In a typically intimate image from photographer Léon Hendrickx’s series “Kings & Queens,” drag queen Snorella is pictured sitting on the lap of Micha Schneiderberg, a hand laid protectively across his chest.
If the pair appear comfortable with one another, that’s because they are – they’re the same person.
Shot in Hendrickx’s Amsterdam studio, the image allowed Schneiderberg – who created his Snorella character five years ago – to see both sides of his personality together for the first time. He described the process as “almost spiritual.”
“When I saw the results, it moved me so deeply, because it’s me, with me,” he said in a phone interview.
“Your alter ego is a built-up persona. The longer you do it, the more it means to you. So when you see these two images combined in one photo, it’s as if your mind opens to form a reality you could never (otherwise) see.”
What began as an experiment between two friends has evolved into an ambitious photography project featuring dozens of drag queens from around the world. With the help of image editing software and body doubles, Hendrickx is able to show his subjects interacting with themselves in poignant and, often, humorous ways.

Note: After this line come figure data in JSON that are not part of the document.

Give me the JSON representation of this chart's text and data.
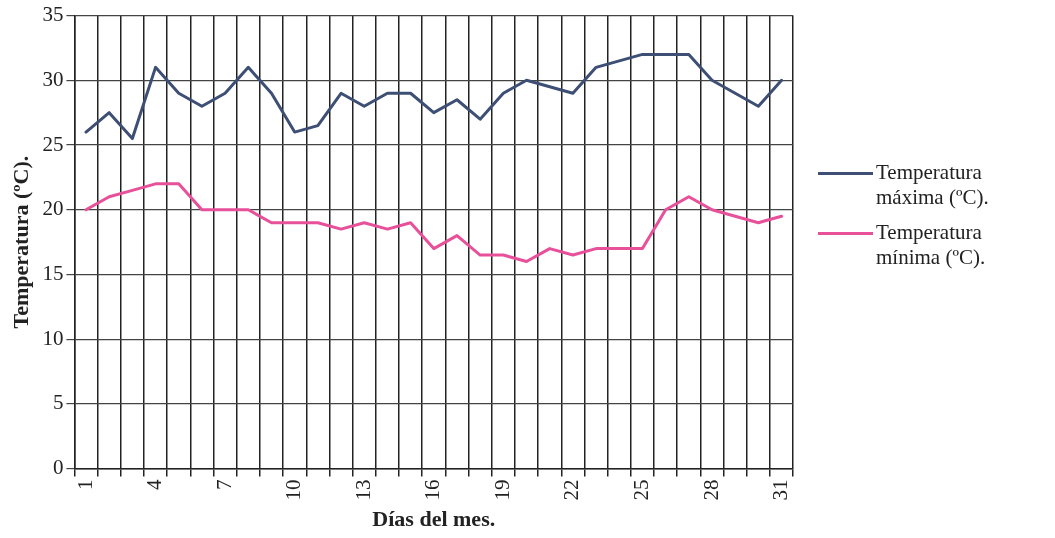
{
  "chart_data": {
    "type": "line",
    "xlabel": "Días del mes.",
    "ylabel": "Temperatura (ºC).",
    "categories": [
      "1",
      null,
      null,
      "4",
      null,
      null,
      "7",
      null,
      null,
      "10",
      null,
      null,
      "13",
      null,
      null,
      "16",
      null,
      null,
      "19",
      null,
      null,
      "22",
      null,
      null,
      "25",
      null,
      null,
      "28",
      null,
      null,
      "31"
    ],
    "series": [
      {
        "name": "Temperatura máxima (ºC).",
        "color": "#3d4f75",
        "values": [
          26,
          27.5,
          25.5,
          31,
          29,
          28,
          29,
          31,
          29,
          26,
          26.5,
          29,
          28,
          29,
          29,
          27.5,
          28.5,
          27,
          29,
          30,
          29.5,
          29,
          31,
          31.5,
          32,
          32,
          32,
          30,
          29,
          28,
          30
        ]
      },
      {
        "name": "Temperatura mínima (ºC).",
        "color": "#e8509a",
        "values": [
          20,
          21,
          21.5,
          22,
          22,
          20,
          20,
          20,
          19,
          19,
          19,
          18.5,
          19,
          18.5,
          19,
          17,
          18,
          16.5,
          16.5,
          16,
          17,
          16.5,
          17,
          17,
          17,
          20,
          21,
          20,
          19.5,
          19,
          19.5
        ]
      }
    ],
    "ylim": [
      0,
      35
    ],
    "yticks": [
      0,
      5,
      10,
      15,
      20,
      25,
      30,
      35
    ],
    "grid": true,
    "legend": "right",
    "marker": "none",
    "line_style": "solid"
  }
}
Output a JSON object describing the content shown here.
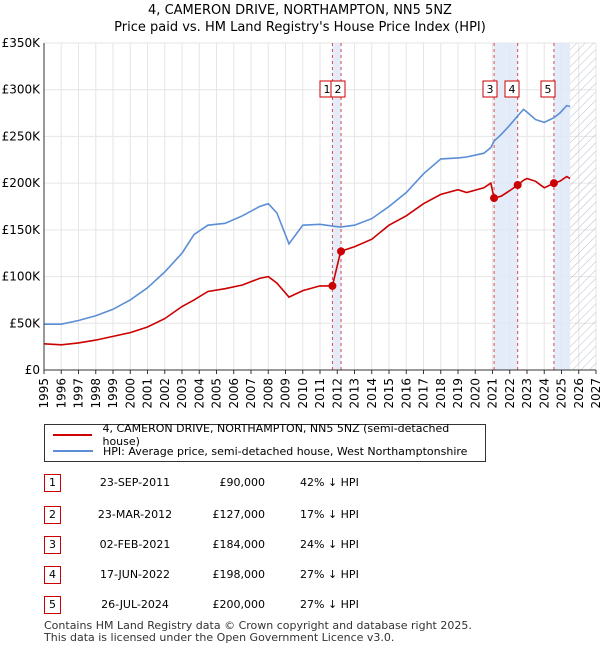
{
  "title_line1": "4, CAMERON DRIVE, NORTHAMPTON, NN5 5NZ",
  "title_line2": "Price paid vs. HM Land Registry's House Price Index (HPI)",
  "colors": {
    "property": "#cc0000",
    "hpi": "#5b8ed6",
    "shade": "#dfe7f8",
    "hatch": "#b0b6c6"
  },
  "chart_data": {
    "type": "line",
    "xlabel": "",
    "ylabel": "",
    "xlim": [
      1995,
      2027
    ],
    "ylim": [
      0,
      350000
    ],
    "y_ticks": [
      {
        "value": 0,
        "label": "£0"
      },
      {
        "value": 50000,
        "label": "£50K"
      },
      {
        "value": 100000,
        "label": "£100K"
      },
      {
        "value": 150000,
        "label": "£150K"
      },
      {
        "value": 200000,
        "label": "£200K"
      },
      {
        "value": 250000,
        "label": "£250K"
      },
      {
        "value": 300000,
        "label": "£300K"
      },
      {
        "value": 350000,
        "label": "£350K"
      }
    ],
    "x_ticks": [
      "1995",
      "1996",
      "1997",
      "1998",
      "1999",
      "2000",
      "2001",
      "2002",
      "2003",
      "2004",
      "2005",
      "2006",
      "2007",
      "2008",
      "2009",
      "2010",
      "2011",
      "2012",
      "2013",
      "2014",
      "2015",
      "2016",
      "2017",
      "2018",
      "2019",
      "2020",
      "2021",
      "2022",
      "2023",
      "2024",
      "2025",
      "2026",
      "2027"
    ],
    "forecast_start": 2025.5,
    "series": [
      {
        "name": "4, CAMERON DRIVE, NORTHAMPTON, NN5 5NZ (semi-detached house)",
        "points": [
          [
            1995.0,
            28000
          ],
          [
            1996.0,
            27000
          ],
          [
            1997.0,
            29000
          ],
          [
            1998.0,
            32000
          ],
          [
            1999.0,
            36000
          ],
          [
            2000.0,
            40000
          ],
          [
            2001.0,
            46000
          ],
          [
            2002.0,
            55000
          ],
          [
            2003.0,
            68000
          ],
          [
            2003.7,
            75000
          ],
          [
            2004.5,
            84000
          ],
          [
            2005.5,
            87000
          ],
          [
            2006.5,
            91000
          ],
          [
            2007.5,
            98000
          ],
          [
            2008.0,
            100000
          ],
          [
            2008.5,
            93000
          ],
          [
            2009.2,
            78000
          ],
          [
            2010.0,
            85000
          ],
          [
            2011.0,
            90000
          ],
          [
            2011.72,
            90000
          ],
          [
            2012.2,
            127000
          ],
          [
            2013.0,
            132000
          ],
          [
            2014.0,
            140000
          ],
          [
            2015.0,
            155000
          ],
          [
            2016.0,
            165000
          ],
          [
            2017.0,
            178000
          ],
          [
            2018.0,
            188000
          ],
          [
            2019.0,
            193000
          ],
          [
            2019.5,
            190000
          ],
          [
            2020.5,
            195000
          ],
          [
            2020.9,
            200000
          ],
          [
            2021.09,
            184000
          ],
          [
            2021.5,
            186000
          ],
          [
            2022.0,
            192000
          ],
          [
            2022.46,
            198000
          ],
          [
            2022.8,
            203000
          ],
          [
            2023.0,
            205000
          ],
          [
            2023.5,
            202000
          ],
          [
            2024.0,
            195000
          ],
          [
            2024.56,
            200000
          ],
          [
            2024.9,
            202000
          ],
          [
            2025.3,
            207000
          ],
          [
            2025.5,
            205000
          ]
        ]
      },
      {
        "name": "HPI: Average price, semi-detached house, West Northamptonshire",
        "points": [
          [
            1995.0,
            49000
          ],
          [
            1996.0,
            49000
          ],
          [
            1997.0,
            53000
          ],
          [
            1998.0,
            58000
          ],
          [
            1999.0,
            65000
          ],
          [
            2000.0,
            75000
          ],
          [
            2001.0,
            88000
          ],
          [
            2002.0,
            105000
          ],
          [
            2003.0,
            125000
          ],
          [
            2003.7,
            145000
          ],
          [
            2004.5,
            155000
          ],
          [
            2005.5,
            157000
          ],
          [
            2006.5,
            165000
          ],
          [
            2007.5,
            175000
          ],
          [
            2008.0,
            178000
          ],
          [
            2008.5,
            168000
          ],
          [
            2009.2,
            135000
          ],
          [
            2010.0,
            155000
          ],
          [
            2011.0,
            156000
          ],
          [
            2011.72,
            154000
          ],
          [
            2012.2,
            153000
          ],
          [
            2013.0,
            155000
          ],
          [
            2014.0,
            162000
          ],
          [
            2015.0,
            175000
          ],
          [
            2016.0,
            190000
          ],
          [
            2017.0,
            210000
          ],
          [
            2018.0,
            226000
          ],
          [
            2019.0,
            227000
          ],
          [
            2019.5,
            228000
          ],
          [
            2020.5,
            232000
          ],
          [
            2020.9,
            238000
          ],
          [
            2021.09,
            245000
          ],
          [
            2021.5,
            252000
          ],
          [
            2022.0,
            262000
          ],
          [
            2022.46,
            272000
          ],
          [
            2022.8,
            279000
          ],
          [
            2023.0,
            276000
          ],
          [
            2023.5,
            268000
          ],
          [
            2024.0,
            265000
          ],
          [
            2024.56,
            270000
          ],
          [
            2024.9,
            275000
          ],
          [
            2025.3,
            283000
          ],
          [
            2025.5,
            282000
          ]
        ]
      }
    ],
    "sales": [
      {
        "id": "1",
        "year": 2011.72,
        "price": 90000
      },
      {
        "id": "2",
        "year": 2012.22,
        "price": 127000
      },
      {
        "id": "3",
        "year": 2021.09,
        "price": 184000
      },
      {
        "id": "4",
        "year": 2022.46,
        "price": 198000
      },
      {
        "id": "5",
        "year": 2024.56,
        "price": 200000
      }
    ],
    "shaded_periods": [
      [
        2011.72,
        2012.22
      ],
      [
        2021.09,
        2022.46
      ],
      [
        2024.56,
        2025.5
      ]
    ]
  },
  "legend": {
    "property": "4, CAMERON DRIVE, NORTHAMPTON, NN5 5NZ (semi-detached house)",
    "hpi": "HPI: Average price, semi-detached house, West Northamptonshire"
  },
  "table": [
    {
      "id": "1",
      "date": "23-SEP-2011",
      "price": "£90,000",
      "hpi": "42% ↓ HPI"
    },
    {
      "id": "2",
      "date": "23-MAR-2012",
      "price": "£127,000",
      "hpi": "17% ↓ HPI"
    },
    {
      "id": "3",
      "date": "02-FEB-2021",
      "price": "£184,000",
      "hpi": "24% ↓ HPI"
    },
    {
      "id": "4",
      "date": "17-JUN-2022",
      "price": "£198,000",
      "hpi": "27% ↓ HPI"
    },
    {
      "id": "5",
      "date": "26-JUL-2024",
      "price": "£200,000",
      "hpi": "27% ↓ HPI"
    }
  ],
  "footer": {
    "line1": "Contains HM Land Registry data © Crown copyright and database right 2025.",
    "line2": "This data is licensed under the Open Government Licence v3.0."
  }
}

“Putting people together is easy on Photoshop,” the photographer said during a phone interview on the opening night of his exhibition at the Photoville photography festival in New York. “But when you really make them touch each other – like (if they’re) embracing or caressing – it becomes harder.”

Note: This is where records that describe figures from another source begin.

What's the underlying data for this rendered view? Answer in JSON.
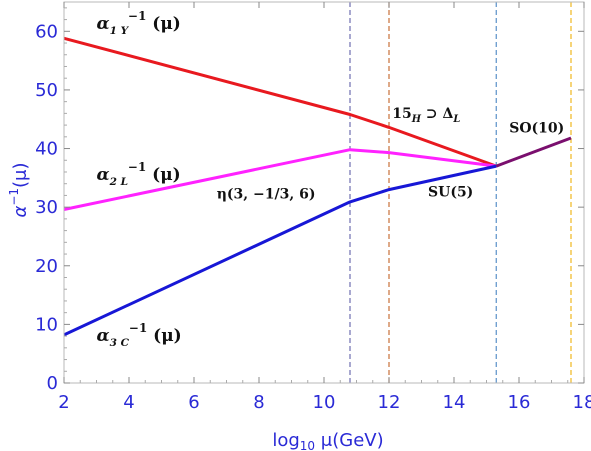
{
  "chart_data": {
    "type": "line",
    "xlabel": "log10 μ(GeV)",
    "ylabel": "α−1(μ)",
    "xlim": [
      2,
      18
    ],
    "ylim": [
      0,
      65
    ],
    "xticks": [
      2,
      4,
      6,
      8,
      10,
      12,
      14,
      16,
      18
    ],
    "yticks": [
      0,
      10,
      20,
      30,
      40,
      50,
      60
    ],
    "grid": false,
    "series": [
      {
        "key": "a1",
        "color": "#e8191f",
        "points": [
          [
            2,
            58.8
          ],
          [
            10.8,
            45.8
          ],
          [
            12,
            43.6
          ],
          [
            15.3,
            37
          ]
        ]
      },
      {
        "key": "a2",
        "color": "#ff22ff",
        "points": [
          [
            2,
            29.6
          ],
          [
            10.8,
            39.8
          ],
          [
            12,
            39.3
          ],
          [
            15.3,
            37
          ]
        ]
      },
      {
        "key": "a3",
        "color": "#1717d6",
        "points": [
          [
            2,
            8.2
          ],
          [
            10.8,
            30.9
          ],
          [
            12,
            33
          ],
          [
            15.3,
            37
          ]
        ]
      },
      {
        "key": "unified",
        "color": "#7a0f6e",
        "points": [
          [
            15.3,
            37
          ],
          [
            17.6,
            41.8
          ]
        ]
      }
    ],
    "vlines": [
      {
        "x": 10.8,
        "color": "#6f6fb0"
      },
      {
        "x": 12.0,
        "color": "#c9703a"
      },
      {
        "x": 15.3,
        "color": "#5a90c8"
      },
      {
        "x": 17.6,
        "color": "#f0b820"
      }
    ],
    "annotations": [
      {
        "key": "label_a1",
        "alpha": "α",
        "sub": "1 Y",
        "sup": "−1",
        "arg": "(μ)",
        "x": 3.0,
        "y": 60.4,
        "size": 17
      },
      {
        "key": "label_a2",
        "alpha": "α",
        "sub": "2 L",
        "sup": "−1",
        "arg": "(μ)",
        "x": 3.0,
        "y": 34.6,
        "size": 17
      },
      {
        "key": "label_a3",
        "alpha": "α",
        "sub": "3 C",
        "sup": "−1",
        "arg": "(μ)",
        "x": 3.0,
        "y": 7.2,
        "size": 17
      },
      {
        "key": "label_eta",
        "text": "η(3, −1/3, 6)",
        "x": 6.7,
        "y": 31.5,
        "size": 14
      },
      {
        "key": "label_15h",
        "text15": "15",
        "sub": "H",
        "rest": "⊃ Δ",
        "sub2": "L",
        "x": 12.1,
        "y": 45.2,
        "size": 14
      },
      {
        "key": "label_su5",
        "text": "SU(5)",
        "x": 13.2,
        "y": 31.8,
        "size": 14
      },
      {
        "key": "label_so10",
        "text": "SO(10)",
        "x": 15.7,
        "y": 42.7,
        "size": 14
      }
    ]
  }
}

“There’s a regular guy behind every drag queen,” he added.
Exploring identity
The Dutch photographer began “Kings & Queens” in 2015, and has since shot images for the series in Berlin, Madrid and New York. Over the course of the last three years, he has witnessed how his subjects’ transformation isn’t purely physical.
“The drag queens are really used to being in front of the camera and being in the spotlight,” he said. “But when you photograph the boy … they don’t (always) know how to act or what to do.”
“A lot of guys do drag for show and to be outgoing,” Schneiderberg added, by way of explanation. “They might be a humble guy and then, in drag, like a super extravagant queen.
“When I’m in drag, I feel this persona coming on. People tell me that when they meet my drag persona, I’m a different person. And I feel it myself, but it’s so hard to describe what the differences are.”
As such, the images can be read either as an exploration of two different characters or a reminder that both are fundamentally the same. But Hendrickx is at pains to stress that the project is neither a political statement nor an attempt at activism.
It is, instead, an exploration of individual human identity – a topic also explored in his project “Will’s Multiple Selves,” in which the eponymous character is seen hanging out with and even fighting himself.
“I’m just photographing people the way they are,” Hendrickx said. “Drag queens are so exaggerated but anyone – every person – has their own alter ego.
“You could have a guy with three kids who wears short sleeves and flip-flops during the weekend – he puts on a suit and works at a bank during the week, and that’s an alter ego. It’s a basic human need.”